Dans la "première enquête nationale représentative des professeurs concernant l’enseignement de l’évolution", les auteurs ont montré qu’un professeur de biologie sur huit en lycée présentait le créationnisme comme une alternative scientifiquement valide de l’évolution darwinienne. Alors que ce nombre ne reflète pas la demande du public, (38% des américains préféreraient que le créationnisme soit enseigné plutôt que l’évolution) il représente une rupture entre les lois légales, le consensus scientifique et l’éducation en classe.

La majorité des professeurs de biologie passent entre 3 et 15 heures sur l’évolution. Il s’agit d’une échelle large pour une matière considérée par l’Académie Nationale des Sciences comme étant un "concept central en biologie". La quantité de temps passé à enseigner l’évolution humaine est même plus faible : la majorité des professeurs ne passe pas plus de cinq heures sur le sujet. "C’est le sujet le plus ’chaud’" dit Berkman en sous-entendant que la pression de la communauté pourrait jouer un rôle dans la manière qu’ont les enseignants de structurer leur classe.

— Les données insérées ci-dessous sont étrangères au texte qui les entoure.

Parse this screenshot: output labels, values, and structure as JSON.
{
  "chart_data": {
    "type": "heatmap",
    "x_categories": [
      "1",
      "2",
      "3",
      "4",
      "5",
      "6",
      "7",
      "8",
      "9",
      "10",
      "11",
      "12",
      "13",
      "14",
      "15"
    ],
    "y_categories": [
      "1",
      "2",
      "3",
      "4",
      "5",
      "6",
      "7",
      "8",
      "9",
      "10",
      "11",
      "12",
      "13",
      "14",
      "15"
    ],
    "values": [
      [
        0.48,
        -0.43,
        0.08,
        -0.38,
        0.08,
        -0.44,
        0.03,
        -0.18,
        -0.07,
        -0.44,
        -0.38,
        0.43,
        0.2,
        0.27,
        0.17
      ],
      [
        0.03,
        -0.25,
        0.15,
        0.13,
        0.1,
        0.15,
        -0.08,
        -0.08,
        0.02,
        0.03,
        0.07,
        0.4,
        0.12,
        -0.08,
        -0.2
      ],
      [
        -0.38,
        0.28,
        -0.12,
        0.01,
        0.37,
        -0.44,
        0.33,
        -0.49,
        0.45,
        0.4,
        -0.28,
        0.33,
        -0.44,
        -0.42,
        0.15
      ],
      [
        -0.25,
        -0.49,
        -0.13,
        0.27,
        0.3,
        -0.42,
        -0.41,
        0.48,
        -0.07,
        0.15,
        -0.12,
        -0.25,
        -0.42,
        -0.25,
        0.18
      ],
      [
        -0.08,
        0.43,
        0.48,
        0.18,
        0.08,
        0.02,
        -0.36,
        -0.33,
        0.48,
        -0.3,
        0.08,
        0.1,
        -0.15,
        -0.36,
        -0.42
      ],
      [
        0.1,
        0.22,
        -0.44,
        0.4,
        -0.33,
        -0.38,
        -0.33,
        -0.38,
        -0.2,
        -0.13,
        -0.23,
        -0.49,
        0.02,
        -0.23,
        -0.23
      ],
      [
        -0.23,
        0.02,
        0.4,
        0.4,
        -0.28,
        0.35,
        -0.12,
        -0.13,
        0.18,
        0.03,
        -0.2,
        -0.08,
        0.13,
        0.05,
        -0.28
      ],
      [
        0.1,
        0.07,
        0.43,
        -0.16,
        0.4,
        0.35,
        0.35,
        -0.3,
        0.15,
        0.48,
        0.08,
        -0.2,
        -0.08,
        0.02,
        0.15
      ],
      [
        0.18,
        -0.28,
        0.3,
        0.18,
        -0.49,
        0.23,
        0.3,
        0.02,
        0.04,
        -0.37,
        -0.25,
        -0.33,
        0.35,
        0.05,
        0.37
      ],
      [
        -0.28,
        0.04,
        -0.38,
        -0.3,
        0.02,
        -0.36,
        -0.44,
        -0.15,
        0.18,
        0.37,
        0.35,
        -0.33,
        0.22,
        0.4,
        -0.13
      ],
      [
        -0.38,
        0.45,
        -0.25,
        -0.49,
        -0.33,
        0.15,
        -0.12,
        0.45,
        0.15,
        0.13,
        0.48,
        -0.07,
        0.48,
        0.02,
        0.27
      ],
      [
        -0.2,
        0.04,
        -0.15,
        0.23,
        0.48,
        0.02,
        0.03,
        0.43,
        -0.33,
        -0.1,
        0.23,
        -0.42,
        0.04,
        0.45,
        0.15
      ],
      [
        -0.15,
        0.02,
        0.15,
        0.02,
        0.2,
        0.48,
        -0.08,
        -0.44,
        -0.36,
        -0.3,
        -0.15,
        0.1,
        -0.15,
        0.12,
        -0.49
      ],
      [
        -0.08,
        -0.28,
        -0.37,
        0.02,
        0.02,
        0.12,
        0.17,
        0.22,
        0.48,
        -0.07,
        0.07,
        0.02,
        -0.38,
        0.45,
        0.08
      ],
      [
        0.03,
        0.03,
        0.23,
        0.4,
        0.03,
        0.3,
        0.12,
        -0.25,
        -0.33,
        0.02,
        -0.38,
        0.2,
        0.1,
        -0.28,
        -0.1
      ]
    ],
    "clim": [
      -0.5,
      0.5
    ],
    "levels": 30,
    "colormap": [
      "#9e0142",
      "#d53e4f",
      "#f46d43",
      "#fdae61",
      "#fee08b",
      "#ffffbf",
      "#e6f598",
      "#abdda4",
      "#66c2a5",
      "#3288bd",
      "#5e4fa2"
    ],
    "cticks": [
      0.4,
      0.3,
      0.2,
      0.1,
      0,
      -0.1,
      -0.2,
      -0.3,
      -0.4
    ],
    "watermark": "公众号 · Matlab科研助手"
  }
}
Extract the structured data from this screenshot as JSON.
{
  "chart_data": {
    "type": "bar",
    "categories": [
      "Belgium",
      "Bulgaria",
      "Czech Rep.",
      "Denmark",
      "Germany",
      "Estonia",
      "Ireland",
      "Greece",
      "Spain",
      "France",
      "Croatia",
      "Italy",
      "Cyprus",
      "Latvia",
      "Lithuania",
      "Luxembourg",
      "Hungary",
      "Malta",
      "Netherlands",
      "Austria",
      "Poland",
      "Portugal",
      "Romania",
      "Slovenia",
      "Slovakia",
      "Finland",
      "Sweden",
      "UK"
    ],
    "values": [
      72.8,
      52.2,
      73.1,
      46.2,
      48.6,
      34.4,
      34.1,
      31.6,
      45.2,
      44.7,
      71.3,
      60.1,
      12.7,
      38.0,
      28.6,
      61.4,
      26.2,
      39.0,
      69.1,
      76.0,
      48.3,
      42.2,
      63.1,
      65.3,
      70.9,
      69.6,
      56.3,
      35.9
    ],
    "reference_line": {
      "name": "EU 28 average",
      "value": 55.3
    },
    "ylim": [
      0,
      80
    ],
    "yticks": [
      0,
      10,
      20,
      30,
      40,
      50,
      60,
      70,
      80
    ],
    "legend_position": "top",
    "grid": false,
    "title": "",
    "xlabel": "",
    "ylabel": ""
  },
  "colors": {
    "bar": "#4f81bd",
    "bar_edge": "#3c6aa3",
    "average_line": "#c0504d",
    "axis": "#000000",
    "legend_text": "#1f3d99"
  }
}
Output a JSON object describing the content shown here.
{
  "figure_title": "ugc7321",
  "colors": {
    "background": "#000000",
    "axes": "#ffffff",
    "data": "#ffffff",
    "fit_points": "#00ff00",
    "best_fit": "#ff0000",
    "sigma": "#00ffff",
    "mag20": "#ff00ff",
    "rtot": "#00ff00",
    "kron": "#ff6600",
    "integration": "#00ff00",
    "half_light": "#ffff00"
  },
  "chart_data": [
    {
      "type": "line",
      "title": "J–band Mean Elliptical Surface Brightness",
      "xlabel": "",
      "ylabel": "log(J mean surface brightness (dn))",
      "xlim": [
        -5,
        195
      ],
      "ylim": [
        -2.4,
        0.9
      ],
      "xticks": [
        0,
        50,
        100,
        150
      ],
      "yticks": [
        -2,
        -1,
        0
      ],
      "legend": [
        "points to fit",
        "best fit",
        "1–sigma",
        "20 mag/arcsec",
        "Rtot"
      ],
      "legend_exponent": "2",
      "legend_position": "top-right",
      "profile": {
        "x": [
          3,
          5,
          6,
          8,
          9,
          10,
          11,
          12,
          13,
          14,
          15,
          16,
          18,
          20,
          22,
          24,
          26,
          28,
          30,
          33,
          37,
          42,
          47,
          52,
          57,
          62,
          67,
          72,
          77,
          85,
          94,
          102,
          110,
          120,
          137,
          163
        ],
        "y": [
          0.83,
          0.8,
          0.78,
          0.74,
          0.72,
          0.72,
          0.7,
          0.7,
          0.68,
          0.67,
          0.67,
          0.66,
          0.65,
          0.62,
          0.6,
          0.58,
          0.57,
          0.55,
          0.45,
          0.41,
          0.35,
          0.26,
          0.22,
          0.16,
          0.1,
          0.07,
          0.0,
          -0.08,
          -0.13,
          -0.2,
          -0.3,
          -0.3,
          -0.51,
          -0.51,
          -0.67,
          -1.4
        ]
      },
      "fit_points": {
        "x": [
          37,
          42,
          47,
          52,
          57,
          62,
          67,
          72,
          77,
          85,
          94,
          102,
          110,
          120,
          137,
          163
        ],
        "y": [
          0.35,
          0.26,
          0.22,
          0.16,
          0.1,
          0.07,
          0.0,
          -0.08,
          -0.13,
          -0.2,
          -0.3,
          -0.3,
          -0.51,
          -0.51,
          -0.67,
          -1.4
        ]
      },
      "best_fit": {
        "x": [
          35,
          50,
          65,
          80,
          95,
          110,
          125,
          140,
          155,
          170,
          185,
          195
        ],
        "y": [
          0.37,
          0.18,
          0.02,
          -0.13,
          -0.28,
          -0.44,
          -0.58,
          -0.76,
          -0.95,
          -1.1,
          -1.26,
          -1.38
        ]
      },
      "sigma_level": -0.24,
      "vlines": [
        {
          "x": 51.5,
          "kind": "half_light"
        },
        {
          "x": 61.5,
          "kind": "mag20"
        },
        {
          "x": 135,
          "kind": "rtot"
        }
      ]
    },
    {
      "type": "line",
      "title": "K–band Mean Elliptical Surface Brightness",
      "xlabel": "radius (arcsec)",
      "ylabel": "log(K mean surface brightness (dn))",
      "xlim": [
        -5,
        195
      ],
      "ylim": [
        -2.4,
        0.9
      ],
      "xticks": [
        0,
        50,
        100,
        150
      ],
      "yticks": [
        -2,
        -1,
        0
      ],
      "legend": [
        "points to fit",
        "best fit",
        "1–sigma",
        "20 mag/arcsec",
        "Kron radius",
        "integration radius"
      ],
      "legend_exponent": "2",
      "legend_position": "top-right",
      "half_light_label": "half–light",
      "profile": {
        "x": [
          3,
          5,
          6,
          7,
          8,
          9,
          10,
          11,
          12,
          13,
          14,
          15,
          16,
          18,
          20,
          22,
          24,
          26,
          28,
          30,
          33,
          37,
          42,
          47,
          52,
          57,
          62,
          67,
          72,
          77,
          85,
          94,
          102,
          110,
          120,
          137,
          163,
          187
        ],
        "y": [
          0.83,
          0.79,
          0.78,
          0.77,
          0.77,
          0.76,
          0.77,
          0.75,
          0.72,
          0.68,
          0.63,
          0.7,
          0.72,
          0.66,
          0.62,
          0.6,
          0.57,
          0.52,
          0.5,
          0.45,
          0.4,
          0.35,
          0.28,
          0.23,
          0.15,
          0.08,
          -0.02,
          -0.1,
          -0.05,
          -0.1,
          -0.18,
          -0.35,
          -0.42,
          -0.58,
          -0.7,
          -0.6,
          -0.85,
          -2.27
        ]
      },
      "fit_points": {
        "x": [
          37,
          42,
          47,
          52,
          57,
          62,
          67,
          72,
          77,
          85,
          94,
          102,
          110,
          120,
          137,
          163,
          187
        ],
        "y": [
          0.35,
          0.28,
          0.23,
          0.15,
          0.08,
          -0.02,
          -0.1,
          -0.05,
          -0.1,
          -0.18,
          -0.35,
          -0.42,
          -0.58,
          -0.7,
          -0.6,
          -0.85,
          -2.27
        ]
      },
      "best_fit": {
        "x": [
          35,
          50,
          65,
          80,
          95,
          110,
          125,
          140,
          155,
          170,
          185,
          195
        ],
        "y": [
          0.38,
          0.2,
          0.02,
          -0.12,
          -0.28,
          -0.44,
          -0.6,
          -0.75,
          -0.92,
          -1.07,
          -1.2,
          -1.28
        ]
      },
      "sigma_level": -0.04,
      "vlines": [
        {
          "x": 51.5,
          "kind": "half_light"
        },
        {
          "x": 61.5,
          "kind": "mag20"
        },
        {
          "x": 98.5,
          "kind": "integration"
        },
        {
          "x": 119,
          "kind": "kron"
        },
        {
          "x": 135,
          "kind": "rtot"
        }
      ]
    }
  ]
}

Même la loi la plus sévère "donne toujours aux comités d’éducation, aux districts scolaires et plus encore aux professeurs de considérables libertés de mouvement" dit-il. Les professeurs sont toujours responsables de l’exécution des standards de leur État, d’adhérer aux décisions de justice et d’intégrer les livres scolaires dans leurs classes. Et à ce sujet, écrivent les auteurs "Nous sommes moins optimistes".

Les auteurs montrent que les différences dans l’enseignement de l’évolution ne sont pas associées aux différences de règlementations des états, mais sont peut être plus susceptibles d’être attribuées aux croyances religieuses et à l’instruction des professeurs. Moins d’un tiers des professeurs de biologie de lycée croit que Dieu n’a rien à voir avec l’évolution, pratiquement la moitié croit qu’il y a le doigt de Dieu dans l’évolution, et presque un sur six croit que Dieu a créé les êtres humains sous leur forme actuelle il y a 10 000 ans.

Les professeurs qui croient au créationnisme ou à l’intelligent design passent substantiellement moins de temps à enseigner l’évolution que leurs collègues darwiniens. De même que les professeurs qui sont les mieux formés sur l’évolution passent 60% de temps de plus que ceux qui le sont le moins sur le sujet.

Il n’y a aucune norme fédérale pour ce qui est des programmes scolaires, et les règlementations de l’état sont souvent inconsistantes avec les recommandations de l’Académie Nationale des Sciences. Plutôt que d’ajuster les directives du gouvernement, soutiennent Berkman et al., augmenter le niveau de certification des professeurs pourrait avoir un impact plus significatif sur la quantité de temps passé à parler d’évolution. Les auteurs proposent d’exiger des cours supplémentaires de biologie évolutionniste. "Cette formation supplémentaire pourrait faire la différence." dit Berkman. "Les jugements et les victoires législatives sont bien sûr nécessaires pour maintenir sa juste place à l’évolution dans les programmes de biologie" concluent les auteurs, "mais ils ne sont pas suffisants".

- Évolution : mythes et erreurs de compréhension.
- La théorie de l’évolution : Et pourquoi ça marche (ou pas). Cynthia-L Mills.


Références et notes :

[1] Berkman MB, Pacheco JS, Plutzer E (2008) Evolution and creationism in America’s classrooms : A national portrait. PLoS Biol 6(5) : e124.